A FIA (Federação Internacional de Automobilismo) avalia uma mudança de impacto para a Fórmula 1 a partir de 2031. Além da adoção de motores V8 mais baratos, leves e barulhentos, a entidade estuda criar um sistema de fornecimento de motores por terceiros para equipes clientes, o que, na prática, acabaria com o modelo atual de fornecimento entre montadoras e times satélites.
O presidente da FIA, Mohammed Ben Sulayem, e o CEO da F1, Stefano Domenicali, defendem há algum tempo a adoção de unidades de potência mais simples. O plano mais provável prevê motores V8 aspirados com uma unidade elétrica menor, reduzindo custos e peso dos carros. Segundo Ben Sulayem, motores menos complexos também ajudariam a resolver uma preocupação recente da entidade: a relação entre equipes ligadas ao mesmo fabricante.
O debate ganhou força após o CEO da McLaren, Zak Brown, enviar uma carta à FIA reforçando críticas às alianças entre equipes na categoria, especialmente à estrutura formada por Red Bull e Racing Bulls.

“Não haverá controle de uma equipe sobre a outra, equipe A sobre equipe B, que é abastecida com seus motores”, afirmou Ben Sulayem em entrevista a jornais britânicos durante o GP de Silverstone, segundo a Reuters. “Se for acessível, então teremos um motor para o resto das equipes B, para que ninguém possa usá-las como alavanca e dizer: ‘votem assim, ou não lhes daremos um motor bom’.”
O fornecimento independente de motores foi comum na Fórmula 1 até 2013, quando a Cosworth abasteceu a Marussia pela última vez.
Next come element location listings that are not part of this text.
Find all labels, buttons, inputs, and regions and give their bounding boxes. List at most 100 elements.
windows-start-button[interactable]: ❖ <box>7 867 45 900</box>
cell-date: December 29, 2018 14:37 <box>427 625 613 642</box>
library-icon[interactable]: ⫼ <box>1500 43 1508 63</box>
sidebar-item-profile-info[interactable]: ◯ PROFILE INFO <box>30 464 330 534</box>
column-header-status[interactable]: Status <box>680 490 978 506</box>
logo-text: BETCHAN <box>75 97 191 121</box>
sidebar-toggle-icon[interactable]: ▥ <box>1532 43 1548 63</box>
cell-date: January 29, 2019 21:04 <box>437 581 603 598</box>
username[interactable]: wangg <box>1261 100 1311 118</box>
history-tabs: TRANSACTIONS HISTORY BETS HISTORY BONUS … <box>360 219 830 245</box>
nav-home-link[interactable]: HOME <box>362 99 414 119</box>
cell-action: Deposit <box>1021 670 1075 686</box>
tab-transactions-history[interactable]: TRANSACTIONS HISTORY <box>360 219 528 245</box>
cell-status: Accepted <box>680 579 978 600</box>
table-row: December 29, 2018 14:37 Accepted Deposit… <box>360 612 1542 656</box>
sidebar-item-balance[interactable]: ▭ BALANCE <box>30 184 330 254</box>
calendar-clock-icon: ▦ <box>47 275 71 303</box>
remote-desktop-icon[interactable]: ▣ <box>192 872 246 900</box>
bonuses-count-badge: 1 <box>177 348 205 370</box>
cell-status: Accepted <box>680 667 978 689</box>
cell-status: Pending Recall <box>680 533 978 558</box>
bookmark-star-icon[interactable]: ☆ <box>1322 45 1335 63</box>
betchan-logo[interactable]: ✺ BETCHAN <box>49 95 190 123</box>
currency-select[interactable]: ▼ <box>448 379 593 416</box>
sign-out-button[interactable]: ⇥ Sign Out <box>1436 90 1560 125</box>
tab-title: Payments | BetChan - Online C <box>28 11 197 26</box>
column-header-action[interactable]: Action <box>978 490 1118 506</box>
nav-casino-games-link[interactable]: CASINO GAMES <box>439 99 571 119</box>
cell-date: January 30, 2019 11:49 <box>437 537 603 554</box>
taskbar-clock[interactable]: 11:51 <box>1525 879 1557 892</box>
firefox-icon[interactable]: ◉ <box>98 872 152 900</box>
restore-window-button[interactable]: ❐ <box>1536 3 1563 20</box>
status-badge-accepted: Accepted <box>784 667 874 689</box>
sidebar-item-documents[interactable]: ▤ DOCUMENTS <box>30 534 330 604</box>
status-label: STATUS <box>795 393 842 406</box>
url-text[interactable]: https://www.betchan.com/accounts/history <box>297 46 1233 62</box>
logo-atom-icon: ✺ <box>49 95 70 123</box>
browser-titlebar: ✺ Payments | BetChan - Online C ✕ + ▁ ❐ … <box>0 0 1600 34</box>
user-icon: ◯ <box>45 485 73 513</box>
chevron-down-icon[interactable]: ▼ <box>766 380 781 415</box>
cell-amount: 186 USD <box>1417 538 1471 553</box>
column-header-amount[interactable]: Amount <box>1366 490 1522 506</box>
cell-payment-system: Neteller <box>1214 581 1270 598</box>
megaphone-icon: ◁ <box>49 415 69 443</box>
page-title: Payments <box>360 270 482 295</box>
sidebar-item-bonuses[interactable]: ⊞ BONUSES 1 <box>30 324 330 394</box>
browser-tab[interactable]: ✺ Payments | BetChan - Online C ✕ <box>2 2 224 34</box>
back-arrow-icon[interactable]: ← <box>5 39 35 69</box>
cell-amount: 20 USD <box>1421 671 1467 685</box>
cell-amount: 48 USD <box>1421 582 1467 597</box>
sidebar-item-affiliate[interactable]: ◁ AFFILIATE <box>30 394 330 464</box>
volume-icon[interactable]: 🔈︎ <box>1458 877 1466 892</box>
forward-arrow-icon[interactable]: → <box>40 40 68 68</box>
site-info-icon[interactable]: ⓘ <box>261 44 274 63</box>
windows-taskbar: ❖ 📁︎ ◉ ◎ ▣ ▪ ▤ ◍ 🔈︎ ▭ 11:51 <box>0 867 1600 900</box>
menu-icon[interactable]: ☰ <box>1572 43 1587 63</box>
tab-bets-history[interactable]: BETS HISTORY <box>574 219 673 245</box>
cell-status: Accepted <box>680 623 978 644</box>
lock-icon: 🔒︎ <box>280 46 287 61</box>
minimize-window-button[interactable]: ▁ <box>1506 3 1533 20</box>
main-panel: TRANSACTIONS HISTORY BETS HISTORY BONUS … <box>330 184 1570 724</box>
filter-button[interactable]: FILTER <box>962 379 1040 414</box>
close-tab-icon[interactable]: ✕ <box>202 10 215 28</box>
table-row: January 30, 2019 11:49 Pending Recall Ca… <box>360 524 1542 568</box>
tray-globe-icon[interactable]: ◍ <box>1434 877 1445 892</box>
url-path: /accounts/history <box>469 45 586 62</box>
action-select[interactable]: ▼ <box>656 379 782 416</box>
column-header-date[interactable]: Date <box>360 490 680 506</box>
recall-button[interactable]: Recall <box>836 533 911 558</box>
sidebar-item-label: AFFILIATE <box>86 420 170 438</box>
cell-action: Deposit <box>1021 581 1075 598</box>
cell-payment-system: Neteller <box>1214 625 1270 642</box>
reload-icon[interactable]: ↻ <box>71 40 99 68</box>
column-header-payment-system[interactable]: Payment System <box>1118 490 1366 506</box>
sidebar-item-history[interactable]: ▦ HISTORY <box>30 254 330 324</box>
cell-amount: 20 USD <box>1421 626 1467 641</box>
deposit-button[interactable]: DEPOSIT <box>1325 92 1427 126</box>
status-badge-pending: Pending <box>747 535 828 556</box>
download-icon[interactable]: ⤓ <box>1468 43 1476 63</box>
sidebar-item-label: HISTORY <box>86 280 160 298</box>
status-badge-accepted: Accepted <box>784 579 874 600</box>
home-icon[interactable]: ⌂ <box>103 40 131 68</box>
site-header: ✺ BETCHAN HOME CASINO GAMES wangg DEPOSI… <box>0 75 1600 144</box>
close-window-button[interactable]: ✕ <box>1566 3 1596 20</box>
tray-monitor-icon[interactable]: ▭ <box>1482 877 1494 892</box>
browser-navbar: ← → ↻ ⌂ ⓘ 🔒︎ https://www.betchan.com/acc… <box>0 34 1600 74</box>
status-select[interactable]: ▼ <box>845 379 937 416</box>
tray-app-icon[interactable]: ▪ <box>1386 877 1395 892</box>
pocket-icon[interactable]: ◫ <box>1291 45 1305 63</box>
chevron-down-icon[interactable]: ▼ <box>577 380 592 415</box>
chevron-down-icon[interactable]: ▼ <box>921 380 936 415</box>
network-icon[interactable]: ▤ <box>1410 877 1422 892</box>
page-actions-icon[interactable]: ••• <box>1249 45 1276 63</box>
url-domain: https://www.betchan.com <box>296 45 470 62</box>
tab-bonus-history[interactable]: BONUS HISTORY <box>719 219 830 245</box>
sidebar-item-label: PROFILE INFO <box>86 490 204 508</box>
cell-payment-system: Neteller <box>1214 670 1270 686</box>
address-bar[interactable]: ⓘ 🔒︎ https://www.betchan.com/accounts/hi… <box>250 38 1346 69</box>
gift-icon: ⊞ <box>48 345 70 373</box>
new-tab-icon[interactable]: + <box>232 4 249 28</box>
A chegada da era híbrida, em 2014, tornou esse modelo inviável devido aos custos e à complexidade das unidades de potência.
Hoje, a Mercedes fornece motores para McLaren, Williams e Alpine, enquanto a Red Bull Ford Powertrains abastece Red Bull e Racing Bulls. A Ferrari fornece unidades para Haas e Cadillac. Já Audi e Aston Martin serão equipes de fábrica, enquanto a Cadillac prepara sua operação própria de motores para 2029 e também apoia a mudança para os V8.
Ben Sulayem afirma que alguns fabricantes já demonstraram interesse na proposta, embora os regulamentos de 2031 ainda não estejam definidos.